Abuse of privileges by internal resources
We briefly mentioned nontechnological cybersecurity risks earlier. Unfortunately, an enterprise’s network is as secure as its weakest employee (weak in terms of cybersecurity sensitization). A study conducted and published in the Verizon 2016 Data Breach Investigations Report highlighted several cases of insider privilege misuse, with issues such as access to illicit content, email misuse, installation of unsecured and unlicensed software, mishandling of data, Internet misuse, knowledge abuse, and privileged access abuse. These are cybersecurity risk that many organizations are not aware of. In fact, a strong security policy (discussed earlier) must also incorporate guidelines on internal information handling.
BYOD: Bring your own device (or doom)?
Before anything, here are some stats published in the BYOD & Mobile Security 2016 study.
- BYOD imposes heavy burdens on enterprise IT (35 percent) and helpdesk (27 percent).
- 37 percent of the surveyed organizations had no plans to increase IT security budgets to handle BYOD better.
- Risks such as data loss, malware, download of illicit content, and unauthorized access to systems were acknowledged by a significant percentage of the surveyed enterprises.
Of course, organizations can’t just let go of the advantages of BYOD, but need to adopt the state-of-the-art security means for the same as well.
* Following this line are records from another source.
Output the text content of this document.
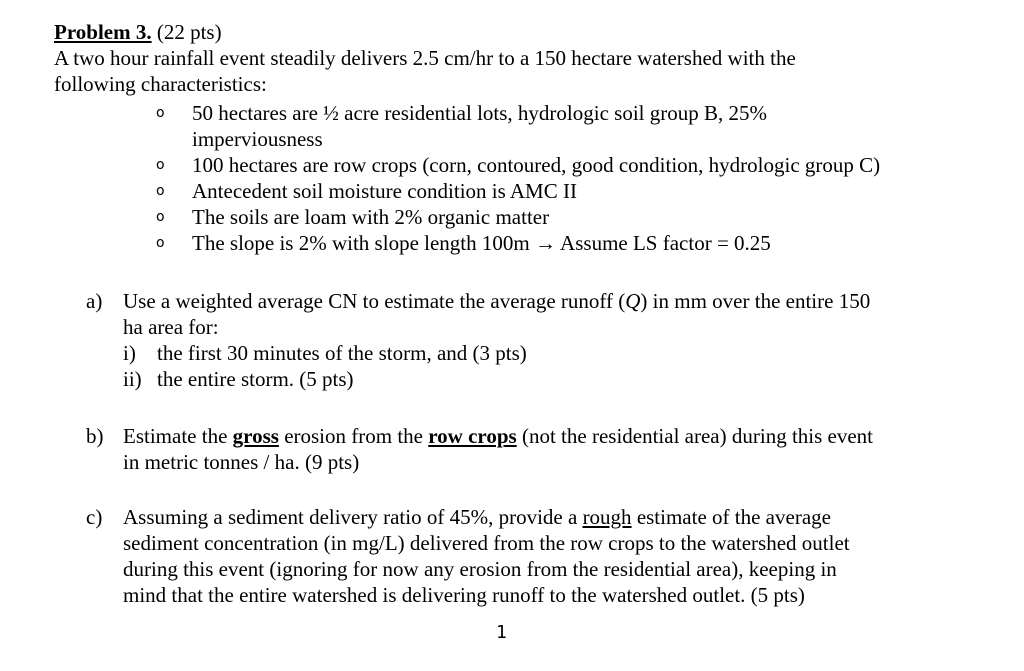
Problem 3. (22 pts)
A two hour rainfall event steadily delivers 2.5 cm/hr to a 150 hectare watershed with the
following characteristics:
o	50 hectares are ½ acre residential lots, hydrologic soil group B, 25%
imperviousness
o	100 hectares are row crops (corn, contoured, good condition, hydrologic group C)
o	Antecedent soil moisture condition is AMC II
o	The soils are loam with 2% organic matter
o	The slope is 2% with slope length 100m → Assume LS factor = 0.25
a) Use a weighted average CN to estimate the average runoff (Q) in mm over the entire 150
ha area for:
i) the first 30 minutes of the storm, and (3 pts)
ii) the entire storm. (5 pts)
b) Estimate the gross erosion from the row crops (not the residential area) during this event
in metric tonnes / ha. (9 pts)
c) Assuming a sediment delivery ratio of 45%, provide a rough estimate of the average
sediment concentration (in mg/L) delivered from the row crops to the watershed outlet
during this event (ignoring for now any erosion from the residential area), keeping in
mind that the entire watershed is delivering runoff to the watershed outlet. (5 pts)
1
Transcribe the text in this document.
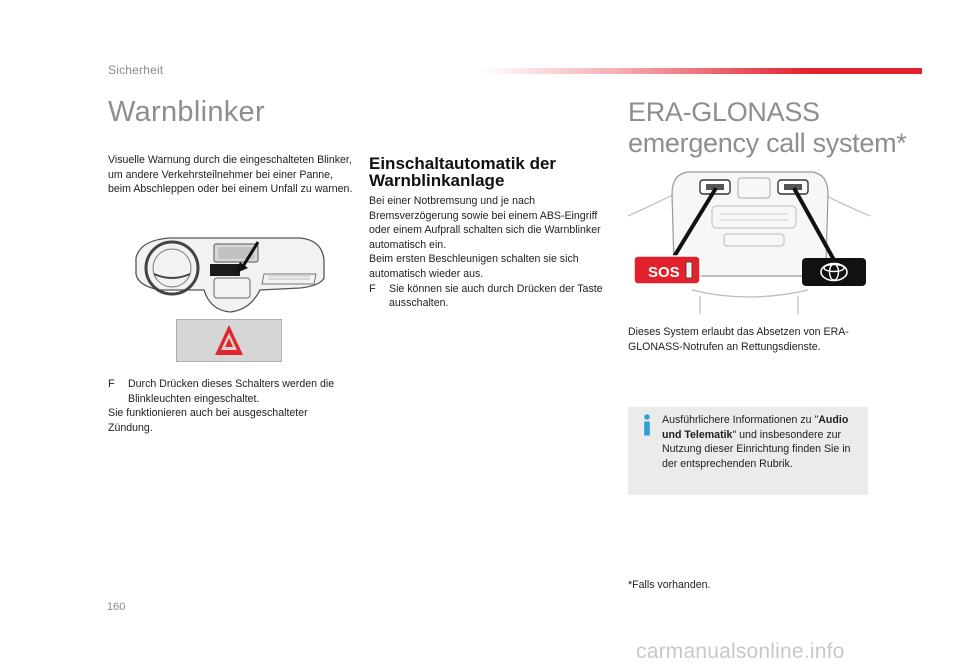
Sicherheit
Warnblinker
Visuelle Warnung durch die eingeschalteten Blinker, um andere Verkehrsteilnehmer bei einer Panne, beim Abschleppen oder bei einem Unfall zu warnen.
F	Durch Drücken dieses Schalters werden die Blinkleuchten eingeschaltet.
Sie funktionieren auch bei ausgeschalteter Zündung.
Einschaltautomatik der
Warnblinkanlage
Bei einer Notbremsung und je nach Bremsverzögerung sowie bei einem ABS-Eingriff oder einem Aufprall schalten sich die Warnblinker automatisch ein.
Beim ersten Beschleunigen schalten sie sich automatisch wieder aus.
F	Sie können sie auch durch Drücken der Taste ausschalten.
ERA-GLONASS
emergency call system*
SOS
Dieses System erlaubt das Absetzen von ERA-GLONASS-Notrufen an Rettungsdienste.
Ausführlichere Informationen zu "Audio und Telematik" und insbesondere zur Nutzung dieser Einrichtung finden Sie in der entsprechenden Rubrik.
*Falls vorhanden.
160
carmanualsonline.info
VPNs, multifactor authentication, training around remote usage, etc. are a good starting point.
Lack of cybersecurity sensitization and training
The pace at which the complexity of cyberattacks is growing calls for an equivalent pace and dynamism in the way enterprises deliver security readiness training to employees. In 2016, a PWC report highlighted how phishing was the No. 1 vector of cyberattacks in the year. Coupled with social engineering, the risks of phishing become huge. This is just an example of how enterprises need to invest resources in keeping employees in sync with what’s expected from them in terms of cybersecurity best practices.
Bolster your defenses
It’s time to acknowledge the massive threats that cyberattacks pose for any enterprise, followed by a realization of the most critical cybersecurity risks. Use the practices suggested in this guide to bolster the defenses of your enterprise.